Re: Measuring cycles

Post by Daniel Shawul »

Some code I found from a link in wiki that seems to have everything. http://www.fftw.org/cycle.h
Gerd Isenberg
Posts: 2251
Joined: Wed Mar 08, 2006 8:47 pm
Location: Hattingen, Germany

Re: Measuring cycles

Post by Gerd Isenberg »

Zach Wegner wrote:Ah, thanks Gerd. Coincidentally, I was trying to use Agner Fog's code to measure clock cycles the past couple days. On Windows, his program does... something that causes it to crash, I suppose related to the DLLs it loads. On Unix here, it just outputs 0 for every cycle. The ReadTSC function just seems to output the same value for every iteration...

I'm also curious about your assembly. Why does it have the rdtsc/mov/rdtsc/sub sequence 3 times?
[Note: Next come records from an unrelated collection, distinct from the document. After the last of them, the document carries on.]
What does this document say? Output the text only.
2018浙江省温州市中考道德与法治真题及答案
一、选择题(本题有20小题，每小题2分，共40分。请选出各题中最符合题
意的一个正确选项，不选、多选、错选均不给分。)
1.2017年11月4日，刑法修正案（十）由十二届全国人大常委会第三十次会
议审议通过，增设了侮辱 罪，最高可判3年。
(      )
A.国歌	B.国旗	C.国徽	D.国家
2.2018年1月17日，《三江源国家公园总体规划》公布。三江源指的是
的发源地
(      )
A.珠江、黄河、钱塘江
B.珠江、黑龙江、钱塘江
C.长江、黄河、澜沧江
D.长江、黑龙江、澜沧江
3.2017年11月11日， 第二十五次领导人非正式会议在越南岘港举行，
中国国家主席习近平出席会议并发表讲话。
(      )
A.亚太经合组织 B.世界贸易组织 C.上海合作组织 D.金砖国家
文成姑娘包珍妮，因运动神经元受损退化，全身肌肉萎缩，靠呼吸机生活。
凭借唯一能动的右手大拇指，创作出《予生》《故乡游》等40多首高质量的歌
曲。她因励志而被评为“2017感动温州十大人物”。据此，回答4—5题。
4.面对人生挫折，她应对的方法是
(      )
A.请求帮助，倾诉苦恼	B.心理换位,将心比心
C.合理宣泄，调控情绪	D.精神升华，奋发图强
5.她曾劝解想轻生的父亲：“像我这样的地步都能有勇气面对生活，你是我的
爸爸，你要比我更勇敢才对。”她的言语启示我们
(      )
I suppose just to synchronize it a bit more? :)
Cpuid ensures rdtsc doesn't execute out of order, e.g. before the code to measure is finished. Since cpuid and rdtsc take some time, one needs to calibrate or measure the cycles they take. For some arbitrary reason this is repeated three time to to get a "reliable" time. This is probably not necessary for the loop test, as HG mentioned, he uses only one cpuid/rdtsc per loop cycle. Also note that only the lower dword of the performance counter is considered here, which should be fine for the purpuse to measure someting far below 2^32 cycles. I think the code was from some older intel or amd manual, but I am not that sure and can't find it actually. Simple play a bit around with that code.

As mentioned by Gian-Carlo rdtsc has some issues on multi-processors, and one should better rely on QueryPerformanceCounter.